New York was in a state of spiritual and economic crisis: crime was rampant, city coffers were bankrupt, but somehow in the midst of the Gotham’s seeming decline there was a grassroots cultural effervescence that came to define the city for a generation and left an indelible impact on world culture that is still felt today. From downtown to the South Bronx, it was hip hop, punk rock and disco; Basquiat and David Byrne. Indeed, for many us it was an almost mythic time in New York history, and like all myths, it came to symbolize a time of cultural rebirth deserving of its own epic saga. And who better to sing its song than the post-TV pioneers at Netflix?
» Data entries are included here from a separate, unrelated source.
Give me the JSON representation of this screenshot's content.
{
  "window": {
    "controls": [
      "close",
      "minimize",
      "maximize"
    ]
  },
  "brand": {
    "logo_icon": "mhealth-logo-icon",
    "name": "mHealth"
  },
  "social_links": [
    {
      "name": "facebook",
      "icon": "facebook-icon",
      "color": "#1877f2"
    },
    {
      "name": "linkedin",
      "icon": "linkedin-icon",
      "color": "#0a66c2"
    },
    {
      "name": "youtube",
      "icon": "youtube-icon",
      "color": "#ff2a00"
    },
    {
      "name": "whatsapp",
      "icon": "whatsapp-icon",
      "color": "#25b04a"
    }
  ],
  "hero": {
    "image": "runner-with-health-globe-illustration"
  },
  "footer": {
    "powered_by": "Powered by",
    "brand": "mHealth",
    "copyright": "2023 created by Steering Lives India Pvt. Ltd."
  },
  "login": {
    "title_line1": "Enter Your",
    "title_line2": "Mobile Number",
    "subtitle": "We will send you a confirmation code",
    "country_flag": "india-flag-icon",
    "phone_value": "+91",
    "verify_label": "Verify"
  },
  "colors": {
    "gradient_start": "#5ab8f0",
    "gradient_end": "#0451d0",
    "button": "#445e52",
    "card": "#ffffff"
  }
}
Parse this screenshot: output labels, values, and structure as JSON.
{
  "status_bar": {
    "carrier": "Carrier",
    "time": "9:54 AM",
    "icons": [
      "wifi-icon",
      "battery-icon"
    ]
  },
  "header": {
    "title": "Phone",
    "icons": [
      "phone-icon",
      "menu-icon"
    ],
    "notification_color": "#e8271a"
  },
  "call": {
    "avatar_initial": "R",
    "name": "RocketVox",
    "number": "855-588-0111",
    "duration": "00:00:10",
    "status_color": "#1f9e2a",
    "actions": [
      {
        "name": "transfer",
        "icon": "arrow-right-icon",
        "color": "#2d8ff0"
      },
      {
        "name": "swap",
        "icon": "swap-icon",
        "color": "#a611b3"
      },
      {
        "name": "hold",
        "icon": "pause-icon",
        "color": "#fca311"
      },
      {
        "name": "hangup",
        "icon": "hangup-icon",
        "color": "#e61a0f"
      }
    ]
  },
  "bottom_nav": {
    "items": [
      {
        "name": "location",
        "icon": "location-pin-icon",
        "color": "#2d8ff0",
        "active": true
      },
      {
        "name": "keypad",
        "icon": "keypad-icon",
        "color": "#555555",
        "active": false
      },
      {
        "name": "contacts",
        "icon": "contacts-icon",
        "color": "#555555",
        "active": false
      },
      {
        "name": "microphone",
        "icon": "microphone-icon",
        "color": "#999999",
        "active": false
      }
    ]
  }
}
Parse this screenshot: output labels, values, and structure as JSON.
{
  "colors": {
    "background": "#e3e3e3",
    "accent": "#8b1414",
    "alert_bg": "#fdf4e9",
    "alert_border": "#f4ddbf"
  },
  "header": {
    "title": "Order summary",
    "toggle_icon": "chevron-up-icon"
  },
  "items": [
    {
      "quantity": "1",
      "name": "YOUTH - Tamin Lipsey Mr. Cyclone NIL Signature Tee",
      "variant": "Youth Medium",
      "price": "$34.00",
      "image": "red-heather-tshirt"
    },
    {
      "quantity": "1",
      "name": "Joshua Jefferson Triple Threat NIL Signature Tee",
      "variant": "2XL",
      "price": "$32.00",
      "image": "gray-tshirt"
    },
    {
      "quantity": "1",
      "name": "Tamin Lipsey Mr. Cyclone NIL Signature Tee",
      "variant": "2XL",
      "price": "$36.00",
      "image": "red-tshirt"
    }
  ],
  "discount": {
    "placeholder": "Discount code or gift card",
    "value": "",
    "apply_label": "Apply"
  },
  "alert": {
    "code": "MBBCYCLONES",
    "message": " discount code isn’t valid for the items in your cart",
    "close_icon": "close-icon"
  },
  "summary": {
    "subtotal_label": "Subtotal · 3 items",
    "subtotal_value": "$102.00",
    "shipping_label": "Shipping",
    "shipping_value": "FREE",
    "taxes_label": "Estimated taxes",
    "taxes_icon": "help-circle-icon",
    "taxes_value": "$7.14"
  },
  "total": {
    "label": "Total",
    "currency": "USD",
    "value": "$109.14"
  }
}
Netflix recently revealed that Australian song-and-dance-man Baz Luhrmann will be directing and executive producing The Get Down, a musical series following a ragtag group of South Bronx youths who move through the various cultural scenes that defined that era in New York history. As we can expect from the filmmaker who brought us Moulin Rouge and The Great GatsbyThe Get Down will feature plenty of singing and plenty of dancing, but this time with the raw energy and brash attitudes of 1970s New York City. Luhrmann had been toying with the project for nearly 10 years now and worked with scandal-strapped Sony Pictures Television, Netflix, and his own recurring crew of creative collaborators to bring his vision to life.

While this is reason for all of us to be excited, let’s not forget that the story of hip hop and 70s New York culture in general is also the story of Boricuas, Cubanos, Dominicanos, and even a stray Colombiano or two. It’s not clear how prominent Latinos will be in Luhrmann’s upcoming epic, but you would have to be blind (or perhaps Australian) to make a show about the South Bronx or the Lower East Side and not give props to the Latinos that were front and center both then and now.

Either way, it’s telling that the spirit of 70s New York — that not so long ago was still alive and palpable — has gone the way of fin-de-siecle France and Roaring Twenties Long Island, relegated to a stylized, mythic spectacle for the “new” New York to look back upon with curiosity and remember what it once was.

The Get Down will coming to the small screen in 2016. Be excited, but don’t hold your breath.